The project will use the award from the National Endowment for the Humanities to digitize culturally and historically significant newspapers from Asian-American, African-American, and World War II-era publications to the Washington State Library’s free public archives.

The grant is the fourth National Endowment for the Humanities award for the Digital Newspaper Project. Under the State Library’s participation in the National Digital Newspaper Program, more than 300,000 pages of historic Washington newspapers have been added to the 13 million newspaper pages publicly accessible at the Chronicling America website of the Library of Congress.

Though many of the newspapers to be digitized are already available at the Washington State Library in Tumwater, many more will be made publicly available for the first time, said Derrick Nunnally, writer and media relations coordinator for the Office of Secretary of State.

“It is a special privilege to be able to continue our work to preserve Washington’s history and make these invaluable accounts available, accessible, and searchable,” said Secretary of State Kim Wyman in a press release.

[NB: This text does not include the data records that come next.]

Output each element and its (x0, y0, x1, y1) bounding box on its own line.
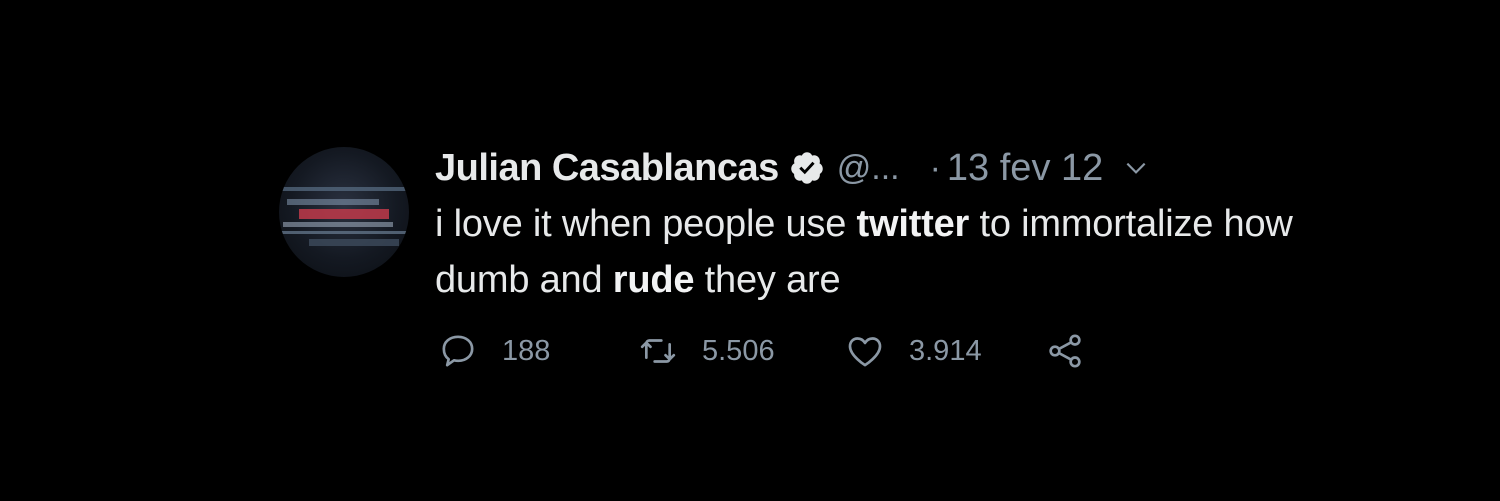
avatar-glitch-stripe (309, 239, 399, 246)
author-name[interactable]: Julian Casablancas (435, 147, 779, 190)
retweet-button[interactable]: 5.506 (638, 331, 845, 371)
like-button[interactable]: 3.914 (845, 331, 1045, 371)
tweet-text: i love it when people use twitter to imm… (435, 196, 1335, 308)
tweet-text-part: i love it when people use (435, 203, 857, 245)
heart-icon (848, 337, 882, 367)
tweet-card[interactable]: Julian Casablancas @... · 13 fev 12 i lo… (0, 0, 1500, 501)
reply-icon (442, 335, 474, 367)
share-button[interactable] (1045, 331, 1085, 371)
avatar-glitch-stripe (279, 187, 409, 191)
reply-count: 188 (502, 334, 551, 367)
avatar-glitch-stripe (283, 222, 393, 227)
avatar-glitch-stripe (279, 231, 409, 234)
tweet-date[interactable]: 13 fev 12 (947, 147, 1103, 190)
author-handle[interactable]: @... (837, 149, 900, 188)
verified-badge-icon (790, 152, 823, 184)
retweet-count: 5.506 (702, 334, 775, 367)
tweet-text-part: they are (694, 259, 841, 301)
tweet-text-bold-twitter: twitter (856, 203, 970, 245)
chevron-down-icon[interactable] (1123, 155, 1149, 181)
reply-button[interactable]: 188 (438, 331, 638, 371)
like-count: 3.914 (909, 334, 982, 367)
retweet-icon (640, 339, 676, 363)
share-icon (1049, 334, 1081, 368)
tweet-text-bold-rude: rude (612, 259, 695, 301)
tweet-header: Julian Casablancas @... · 13 fev 12 (435, 140, 1149, 196)
avatar[interactable] (279, 147, 409, 277)
separator-dot: · (929, 148, 941, 187)
avatar-glitch-stripe (287, 199, 379, 205)
avatar-glitch-stripe (299, 209, 389, 219)
tweet-actions: 188 5.506 3.914 (438, 328, 1085, 374)
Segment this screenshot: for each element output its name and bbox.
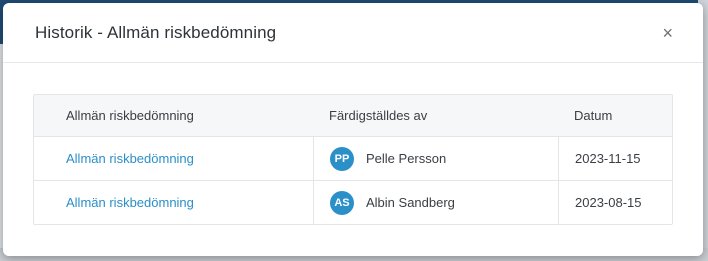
history-table: Allmän riskbedömning Färdigställdes av D… xyxy=(33,94,673,225)
assessment-link[interactable]: Allmän riskbedömning xyxy=(66,195,194,210)
history-dialog: Historik - Allmän riskbedömning × Allmän… xyxy=(3,3,703,256)
avatar: AS xyxy=(330,190,354,215)
column-header-date: Datum xyxy=(574,108,613,123)
assessment-cell: Allmän riskbedömning xyxy=(34,181,313,224)
completed-by-cell: AS Albin Sandberg xyxy=(313,181,558,224)
assessment-link[interactable]: Allmän riskbedömning xyxy=(66,151,194,166)
user-name: Albin Sandberg xyxy=(366,195,455,210)
dialog-header: Historik - Allmän riskbedömning × xyxy=(3,3,703,63)
assessment-cell: Allmän riskbedömning xyxy=(34,137,313,180)
dialog-title: Historik - Allmän riskbedömning xyxy=(35,22,277,42)
user-name: Pelle Persson xyxy=(366,151,447,166)
column-header-assessment: Allmän riskbedömning xyxy=(66,108,194,123)
column-header-completed-by: Färdigställdes av xyxy=(329,108,428,123)
completed-by-cell: PP Pelle Persson xyxy=(313,137,558,180)
table-row: Allmän riskbedömning AS Albin Sandberg 2… xyxy=(34,180,672,224)
table-row: Allmän riskbedömning PP Pelle Persson 20… xyxy=(34,136,672,180)
close-icon[interactable]: × xyxy=(662,24,673,42)
date-cell: 2023-08-15 xyxy=(558,181,672,224)
avatar: PP xyxy=(330,146,354,171)
table-header-row: Allmän riskbedömning Färdigställdes av D… xyxy=(34,95,672,136)
date-cell: 2023-11-15 xyxy=(558,137,672,180)
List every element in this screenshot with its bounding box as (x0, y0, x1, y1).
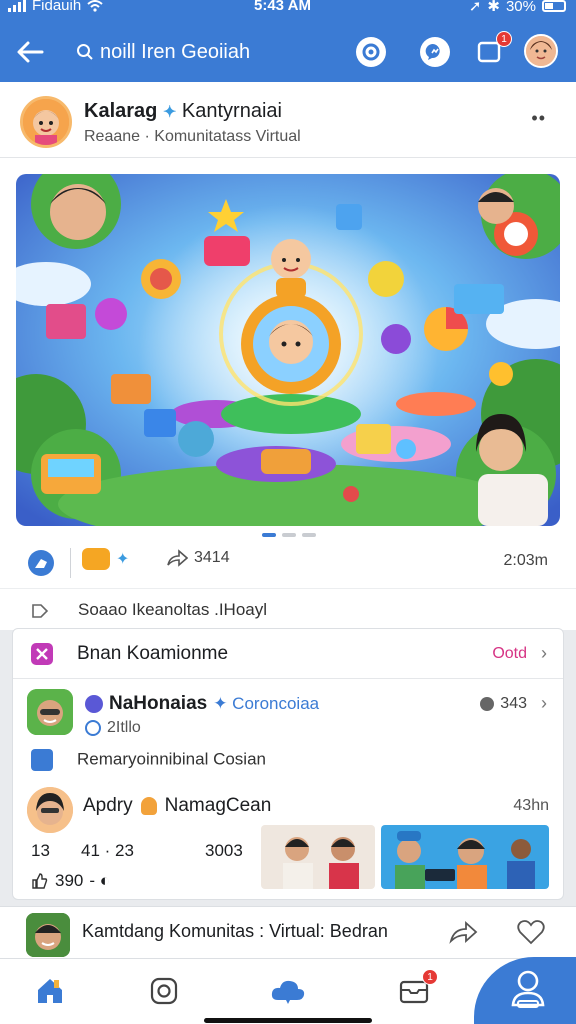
nav-camera[interactable] (144, 971, 184, 1011)
notifications-button[interactable]: 1 (472, 31, 512, 69)
nav-home[interactable] (30, 971, 70, 1011)
thumbnail-image[interactable] (261, 825, 375, 889)
nav-community[interactable] (268, 971, 308, 1011)
top-app-bar: Fidauih 5:43 AM ➚ ✱ 30% noill Iren Geoii… (0, 0, 576, 82)
thumbs-up-icon (35, 559, 47, 568)
search-field[interactable]: noill Iren Geoiiah (76, 38, 250, 66)
fire-icon (140, 797, 157, 815)
edit-icon (31, 749, 53, 771)
search-text: noill Iren Geoiiah (100, 40, 251, 63)
group-logo-icon (85, 695, 103, 713)
wifi-icon (87, 0, 103, 12)
user-face-icon (26, 913, 70, 957)
group-description: Remaryoinnibinal Cosian (31, 749, 266, 771)
community-title: Bnan Koamionme (77, 643, 229, 664)
cloud-icon (271, 980, 305, 1004)
chevron-right-icon: › (541, 643, 547, 663)
back-arrow-icon (17, 41, 44, 63)
community-link[interactable]: Ootd (492, 645, 527, 663)
community-card: Bnan Koamionme Ootd › NaHonaias ✦ Coronc… (12, 628, 564, 900)
clock: 5:43 AM (254, 0, 311, 14)
group-tag: ✦ Coroncoiaa (213, 694, 320, 713)
back-button[interactable] (14, 36, 50, 68)
community-post[interactable]: Apdry NamagCean 43hn 13 41 · 23 3003 390… (13, 785, 563, 899)
home-indicator (204, 1018, 372, 1023)
share-button[interactable] (448, 917, 478, 952)
chat-button[interactable] (418, 35, 452, 69)
sparkle-icon: ✦ (116, 551, 130, 568)
post-image[interactable] (16, 174, 560, 526)
chevron-right-icon: › (541, 693, 547, 713)
cartoon-boy-icon (23, 99, 69, 145)
post-actions: ✦ 3414 2:03m (0, 542, 576, 588)
laugh-emoji-icon (82, 548, 110, 570)
profile-icon (511, 970, 545, 1008)
preview-avatar (26, 913, 70, 957)
notification-badge: 1 (422, 969, 438, 985)
share-count: 3414 (194, 549, 230, 566)
community-icon (31, 643, 53, 665)
thumbs-up-icon (32, 873, 48, 889)
post-thumbnails[interactable] (261, 825, 549, 889)
virtual-community-illustration (16, 174, 560, 526)
post-user-avatar (27, 787, 73, 833)
messenger-icon (356, 37, 386, 67)
search-icon (77, 44, 93, 60)
battery-label: 30% (505, 0, 536, 15)
sparkle-icon: ✦ (162, 104, 177, 121)
next-post-preview[interactable]: Kamtdang Komunitas : Virtual: Bedran (0, 906, 576, 958)
post-header: Kalarag ✦ Kantyrnaiai Reaane · Komunitat… (0, 82, 576, 158)
group-row[interactable]: NaHonaias ✦ Coroncoiaa 2Itllo 343 › Rema… (13, 681, 563, 785)
nav-inbox[interactable]: 1 (394, 969, 438, 1011)
tag-icon (32, 604, 49, 618)
post-time: 2:03m (503, 552, 548, 569)
share-arrow-icon (167, 549, 188, 567)
post-caption[interactable]: Soaao Ikeanoltas .IHoayl (0, 588, 576, 630)
heart-icon (517, 920, 545, 945)
user-face-icon (526, 36, 556, 66)
more-options-button[interactable]: •• (531, 108, 546, 129)
thumbnail-image[interactable] (381, 825, 549, 889)
share-arrow-icon (449, 920, 478, 944)
members-icon (480, 697, 495, 711)
feed-post: Kalarag ✦ Kantyrnaiai Reaane · Komunitat… (0, 82, 576, 630)
signal-icon (8, 0, 26, 12)
share-button[interactable]: 3414 (166, 548, 230, 568)
chat-bubble-icon (420, 37, 450, 67)
notification-badge: 1 (496, 31, 512, 47)
post-user-name: Apdry NamagCean (83, 795, 272, 816)
group-subtitle: 2Itllo (85, 719, 141, 737)
messenger-button[interactable] (354, 35, 388, 69)
user-face-icon (27, 787, 73, 833)
status-bar: Fidauih 5:43 AM ➚ ✱ 30% (0, 0, 576, 20)
location-icon: ➚ (468, 0, 482, 15)
carousel-indicator[interactable] (262, 533, 316, 537)
group-face-icon (27, 689, 73, 735)
preview-text: Kamtdang Komunitas : Virtual: Bedran (82, 921, 388, 941)
group-member-count: 343 (480, 695, 527, 713)
divider (70, 548, 71, 578)
community-header[interactable]: Bnan Koamionme Ootd › (13, 629, 563, 679)
reactions[interactable]: ✦ (82, 548, 129, 570)
post-likes[interactable]: 390 - ◐ (31, 871, 110, 891)
caption-text: Soaao Ikeanoltas .IHoayl (78, 600, 268, 619)
post-author-avatar[interactable] (20, 96, 72, 148)
carrier-label: Fidauih (32, 0, 82, 14)
home-icon (38, 979, 62, 1003)
like-button[interactable] (28, 550, 54, 576)
nav-profile[interactable] (474, 957, 576, 1024)
post-title[interactable]: Kalarag ✦ Kantyrnaiai (84, 100, 282, 123)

The Office of the Secretary of State oversees the Washington State Library.

“I’m very proud of the work our Library staff has done, and I’m looking forward to seeing more thanks to these funds,” Wyman said.

The Washington Digital Newspaper Project was awarded the grant through the National Endowment for the Humanities’ new Infrastructure and Capacity-Building Challenge Grant program, which announced Wednesday that it was awarding $43.1 million for 218 projects nationwide.

“I’m truly grateful to the National Endowment for the Humanities, both for their recognition of our achievements in digitizing historic newspapers and for their decision to fund our latest project,” said State Librarian Cindy Aden in a press release. “We’ll be able to bring the firsthand accounts of bygone eras of Washington’s African-American and Asian-American experiences into the consciousness of new generations, and add local perspectives to their understanding of what it was like living in our state throughout World War II.”

The Washington State Library carries several issues of the Columbia Basin Herald from as far back as 1944 in its publicly available archives, though none are available online. Recent electronic editions of the Herald can be found at www.columbiabasinherald.com. Locally, editions dating back to July 31, 1941 as late as July 2017 can be viewed on microfilm at the Moses Lake Public Library.